Cette nouvelle reste inédite à ce jour, et le genre nouvelle n’est pas celui dans lequel il retrouve sa voie dans l’écriture. Il n’en demeure pas moins que le processus de travail avec la langue dans ses textes naît à ce moment-là, en pleine adolescence. Par ailleurs, Labou Tansi en plus d’un « uppercut esthétique » est aussi un uppercut thématique, car c’est à cette époque où le jeune togolais découvre les enjeux liés à la situation socioéconomique dans laquelle son pays sombre.

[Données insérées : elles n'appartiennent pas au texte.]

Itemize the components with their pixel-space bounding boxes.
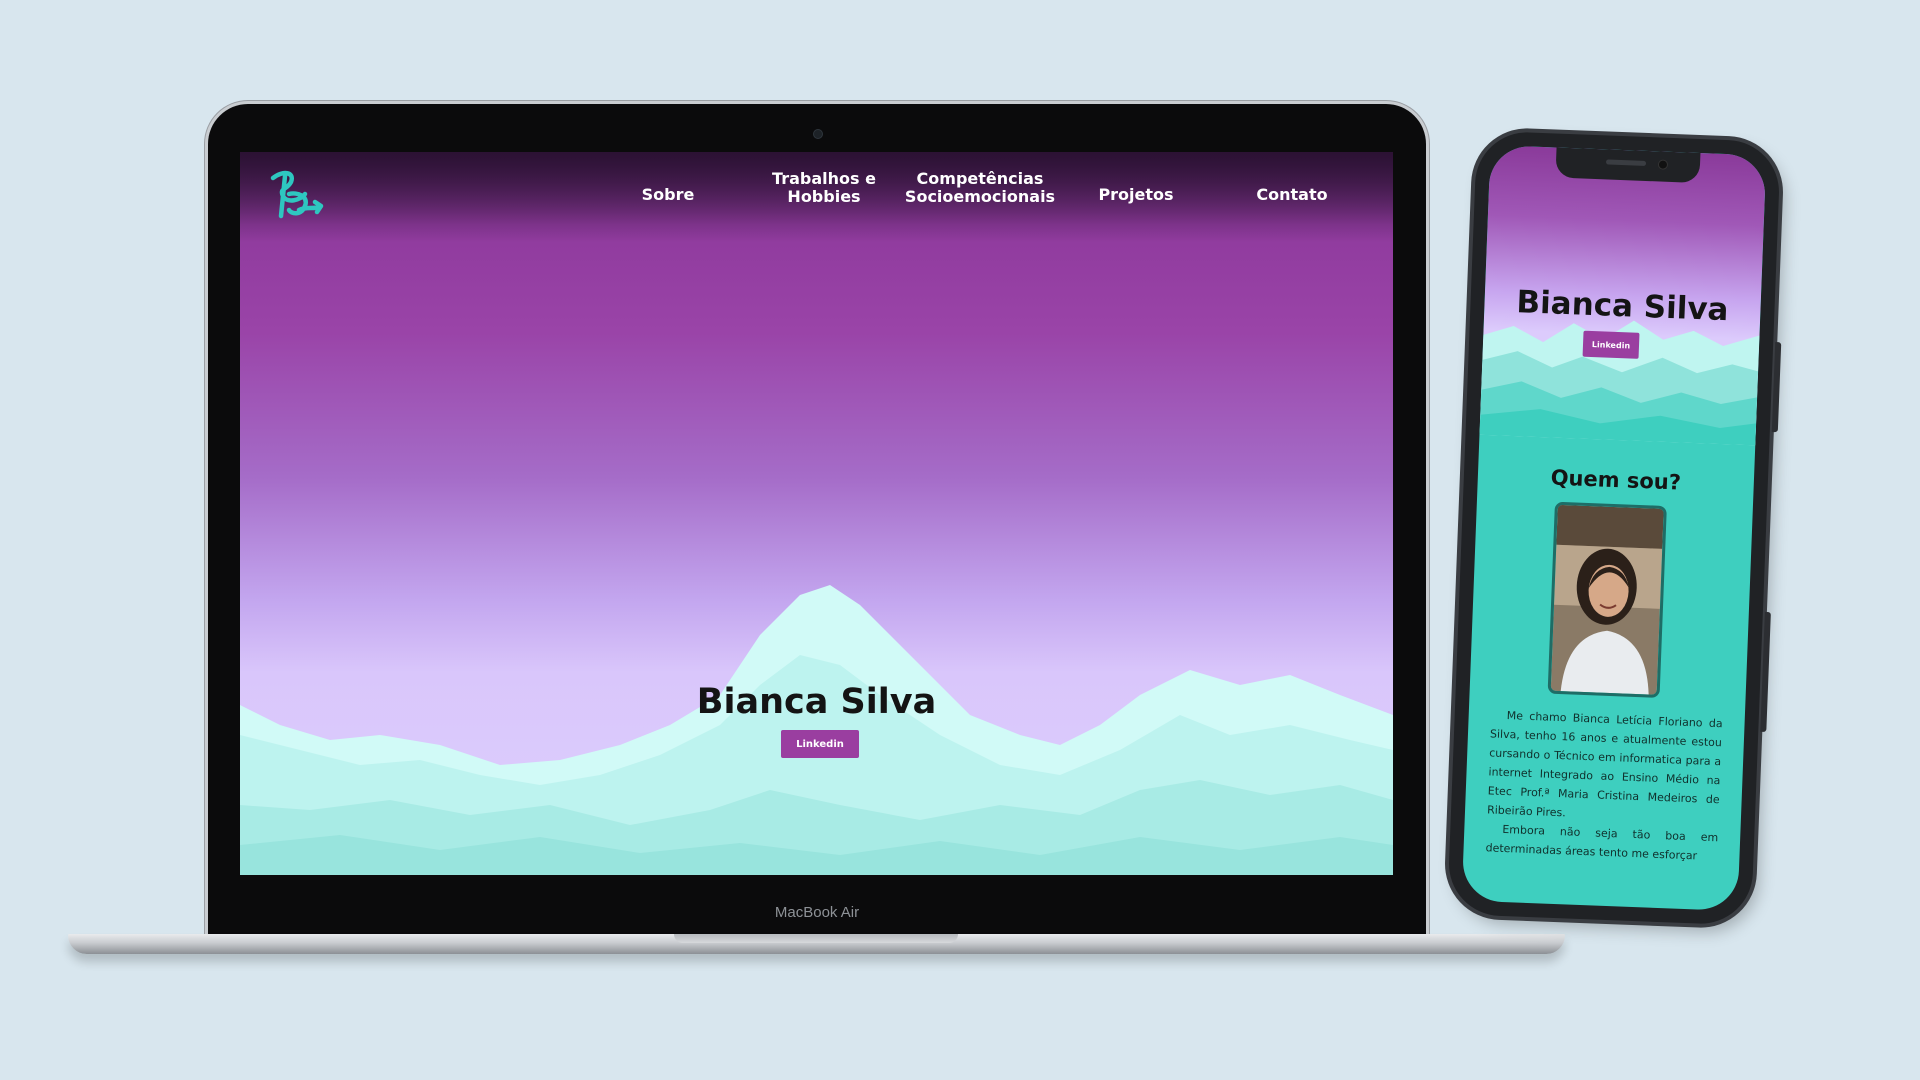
- laptop-hinge-notch: [674, 934, 958, 943]
- nav-item-contato[interactable]: Contato: [1212, 186, 1372, 204]
- phone-screen: Bianca Silva Linkedin Quem sou? Me chamo…: [1461, 144, 1767, 912]
- nav-label: Sobre: [641, 185, 695, 204]
- nav-label-line-2: Socioemocionais: [904, 187, 1056, 206]
- laptop-mockup: Sobre Trabalhos e Hobbies Competências S…: [208, 104, 1426, 936]
- about-paragraph: Embora não seja tão boa em determinadas …: [1485, 822, 1719, 863]
- portrait-image: [1550, 504, 1664, 695]
- phone-mockup: Bianca Silva Linkedin Quem sou? Me chamo…: [1447, 130, 1782, 926]
- nav-item-projetos[interactable]: Projetos: [1056, 186, 1216, 204]
- about-paragraph: Me chamo Bianca Letícia Floriano da Silv…: [1486, 709, 1723, 820]
- laptop-screen: Sobre Trabalhos e Hobbies Competências S…: [240, 152, 1393, 875]
- nav-label-line-2: Hobbies: [787, 187, 861, 206]
- linkedin-button[interactable]: Linkedin: [781, 730, 859, 758]
- camera-icon: [1657, 159, 1669, 170]
- linkedin-button[interactable]: Linkedin: [1582, 330, 1640, 359]
- profile-photo: [1547, 501, 1667, 698]
- phone-side-button: [1760, 611, 1771, 732]
- device-label: MacBook Air: [774, 904, 860, 921]
- phone-side-button: [1771, 342, 1782, 433]
- nav-label: Contato: [1256, 185, 1328, 204]
- site-navbar: Sobre Trabalhos e Hobbies Competências S…: [240, 152, 1393, 242]
- nav-item-competencias[interactable]: Competências Socioemocionais: [900, 170, 1060, 206]
- nav-label: Projetos: [1098, 185, 1174, 204]
- nav-label-line-1: Trabalhos e: [772, 169, 876, 188]
- mountain-landscape: [240, 585, 1393, 875]
- section-heading: Quem sou?: [1550, 465, 1682, 495]
- nav-item-sobre[interactable]: Sobre: [588, 186, 748, 204]
- speaker-icon: [1605, 159, 1647, 166]
- hero-title: Bianca Silva: [696, 682, 937, 722]
- about-text: Me chamo Bianca Letícia Floriano da Silv…: [1485, 705, 1723, 866]
- laptop-base: [68, 934, 1565, 954]
- phone-notch: [1555, 147, 1701, 184]
- nav-item-trabalhos-hobbies[interactable]: Trabalhos e Hobbies: [744, 170, 904, 206]
- bs-monogram-logo-icon[interactable]: [265, 166, 331, 230]
- nav-label-line-1: Competências: [916, 169, 1044, 188]
- camera-icon: [813, 129, 823, 139]
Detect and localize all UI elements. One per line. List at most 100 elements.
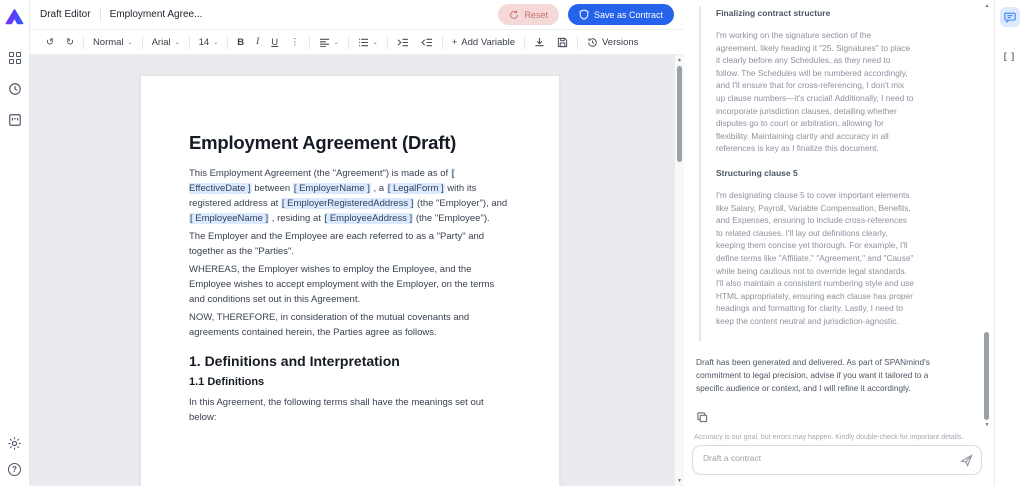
scroll-up-arrow[interactable]: ▲ (983, 1, 991, 11)
right-rail: [ ] (994, 0, 1024, 486)
font-size-value: 14 (198, 36, 210, 48)
chevron-down-icon: ⌄ (127, 39, 133, 46)
send-icon[interactable] (959, 454, 973, 468)
document-paragraph-whereas: WHEREAS, the Employer wishes to employ t… (189, 264, 495, 305)
reset-button-label: Reset (524, 9, 548, 20)
outdent-icon[interactable] (415, 36, 439, 49)
bulleted-list-icon (358, 38, 369, 47)
font-size-dropdown[interactable]: 14 ⌄ (193, 35, 225, 50)
app-title: Draft Editor (40, 9, 91, 20)
add-variable-label: Add Variable (461, 36, 515, 48)
document-paragraph-definitions-intro: In this Agreement, the following terms s… (189, 397, 484, 423)
document-paragraph-intro: This Employment Agreement (the "Agreemen… (189, 166, 511, 226)
assistant-panel: Finalizing contract structure I'm workin… (684, 0, 994, 486)
document-subheading-definitions: 1.1 Definitions (189, 376, 265, 388)
tab-separator (99, 7, 101, 22)
save-as-contract-button[interactable]: Save as Contract (567, 4, 674, 25)
align-dropdown[interactable]: ⌄ (313, 36, 345, 49)
indent-icon[interactable] (391, 36, 415, 49)
chevron-down-icon: ⌄ (372, 39, 378, 46)
formatting-toolbar: ↺ ↻ Normal ⌄ Arial ⌄ 14 ⌄ B I U ⋮ ⌄ ⌄ + … (30, 30, 684, 55)
left-rail: ? (0, 0, 30, 486)
italic-button[interactable]: I (250, 35, 265, 49)
main-column: Draft Editor Employment Agree... Reset S… (30, 0, 684, 486)
editor-canvas: Employment Agreement (Draft) This Employ… (30, 55, 684, 486)
app-root: ? Draft Editor Employment Agree... Reset (0, 0, 1024, 486)
toolbar-divider (347, 35, 349, 49)
list-dropdown[interactable]: ⌄ (352, 36, 384, 49)
thinking-paragraph: I'm working on the signature section of … (716, 30, 914, 154)
toolbar-divider (227, 35, 229, 49)
text-run: This Employment Agreement (the "Agreemen… (189, 168, 451, 179)
editor-scrollbar-thumb[interactable] (677, 66, 682, 162)
thinking-heading: Finalizing contract structure (716, 8, 831, 18)
version-history-icon (587, 37, 598, 48)
variable-chip-employer-name[interactable]: [ EmployerName ] (292, 183, 371, 194)
dashboard-grid-icon[interactable] (6, 49, 24, 67)
assistant-final-message: Draft has been generated and delivered. … (696, 357, 930, 393)
settings-gear-icon[interactable] (6, 434, 24, 452)
chat-input[interactable] (695, 447, 945, 469)
top-header: Draft Editor Employment Agree... Reset S… (30, 0, 684, 30)
save-button-label: Save as Contract (593, 9, 663, 20)
accuracy-disclaimer: Accuracy is our goal, but errors may hap… (694, 434, 964, 441)
help-icon[interactable]: ? (8, 463, 21, 476)
chevron-down-icon: ⌄ (174, 39, 180, 46)
document-paragraph-now-therefore: NOW, THEREFORE, in consideration of the … (189, 312, 470, 338)
assistant-scrollbar-thumb[interactable] (984, 332, 989, 420)
more-formatting-icon[interactable]: ⋮ (284, 35, 306, 50)
versions-button[interactable]: Versions (581, 35, 644, 50)
app-logo-icon (5, 8, 24, 25)
document-paragraph-parties: The Employer and the Employee are each r… (189, 231, 485, 257)
variable-chip-employee-address[interactable]: [ EmployeeAddress ] (323, 213, 414, 224)
thinking-paragraph: I'm designating clause 5 to cover import… (716, 189, 915, 326)
variables-brackets-icon[interactable]: [ ] (1004, 51, 1016, 61)
left-rail-bottom: ? (6, 434, 24, 476)
chat-input-box[interactable] (692, 445, 982, 475)
template-document-icon[interactable] (6, 111, 24, 129)
paragraph-style-dropdown[interactable]: Normal ⌄ (87, 35, 139, 50)
editor-scrollbar[interactable]: ▲ ▼ (674, 55, 684, 486)
save-file-icon[interactable] (551, 35, 574, 50)
variable-chip-legal-form[interactable]: [ LegalForm ] (386, 183, 445, 194)
align-left-icon (319, 38, 330, 47)
underline-button[interactable]: U (265, 35, 284, 50)
toolbar-divider (141, 35, 143, 49)
text-run: (the "Employee"). (413, 213, 490, 224)
download-icon[interactable] (528, 35, 551, 50)
assistant-scrollbar[interactable]: ▲ ▼ (983, 0, 991, 432)
scroll-down-arrow[interactable]: ▼ (983, 420, 991, 430)
chevron-down-icon: ⌄ (333, 39, 339, 46)
font-family-dropdown[interactable]: Arial ⌄ (146, 35, 186, 50)
chevron-down-icon: ⌄ (213, 39, 219, 46)
toolbar-divider (82, 35, 84, 49)
variable-chip-employer-registered-address[interactable]: [ EmployerRegisteredAddress ] (280, 198, 415, 209)
document-tab[interactable]: Employment Agree... (110, 9, 203, 20)
versions-label: Versions (602, 36, 639, 48)
bold-button[interactable]: B (231, 35, 250, 50)
scroll-up-arrow[interactable]: ▲ (675, 55, 684, 65)
copy-icon[interactable] (696, 411, 708, 423)
paragraph-style-value: Normal (92, 36, 124, 48)
document-title: Employment Agreement (Draft) (189, 132, 457, 153)
undo-icon[interactable]: ↺ (40, 35, 60, 50)
left-rail-nav (6, 49, 24, 129)
toolbar-divider (188, 35, 190, 49)
assistant-messages: Finalizing contract structure I'm workin… (684, 0, 994, 432)
chat-bubble-icon[interactable] (999, 7, 1020, 27)
font-family-value: Arial (151, 36, 171, 48)
document-page[interactable]: Employment Agreement (Draft) This Employ… (140, 75, 560, 486)
variable-chip-employee-name[interactable]: [ EmployeeName ] (189, 213, 270, 224)
scroll-down-arrow[interactable]: ▼ (675, 476, 684, 486)
add-variable-button[interactable]: + Add Variable (446, 35, 521, 50)
shield-icon (579, 9, 589, 20)
assistant-thinking-block: Finalizing contract structure I'm workin… (699, 6, 974, 342)
chat-footer: Accuracy is our goal, but errors may hap… (684, 432, 994, 486)
toolbar-divider (577, 35, 578, 49)
text-run: (the "Employer"), and (414, 198, 508, 209)
reset-button[interactable]: Reset (498, 4, 559, 25)
plus-icon: + (451, 36, 458, 48)
redo-icon[interactable]: ↻ (60, 35, 80, 50)
history-clock-icon[interactable] (6, 80, 24, 98)
toolbar-divider (386, 35, 388, 49)
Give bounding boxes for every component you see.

Le leitmotiv laboutansien de dénoncer les malversations des gouverneurs africains rejoint les inquiétations du jeune-homme. Dans l’ouvrage Sony Labou Tansi paroles inédites (MAGNIER, 2005), Akakpo adresse une lettre post-mortem à Labou Tansi comme à un père spirituel :

[…] Sinon, ici tout va bien. Je me le dis, je me le répète pour ne pas céder à la rage destructrice, s’arracher du poème, s’attacher une bombe et aller se faire exploser tout seul, car je ne crois pas aux explosions collectives et je nie leur puissance à changer le moindre bol d’air au monde. Alors je fais comme toi,

87Entretien réalisé à Paris le 03 avril 2019.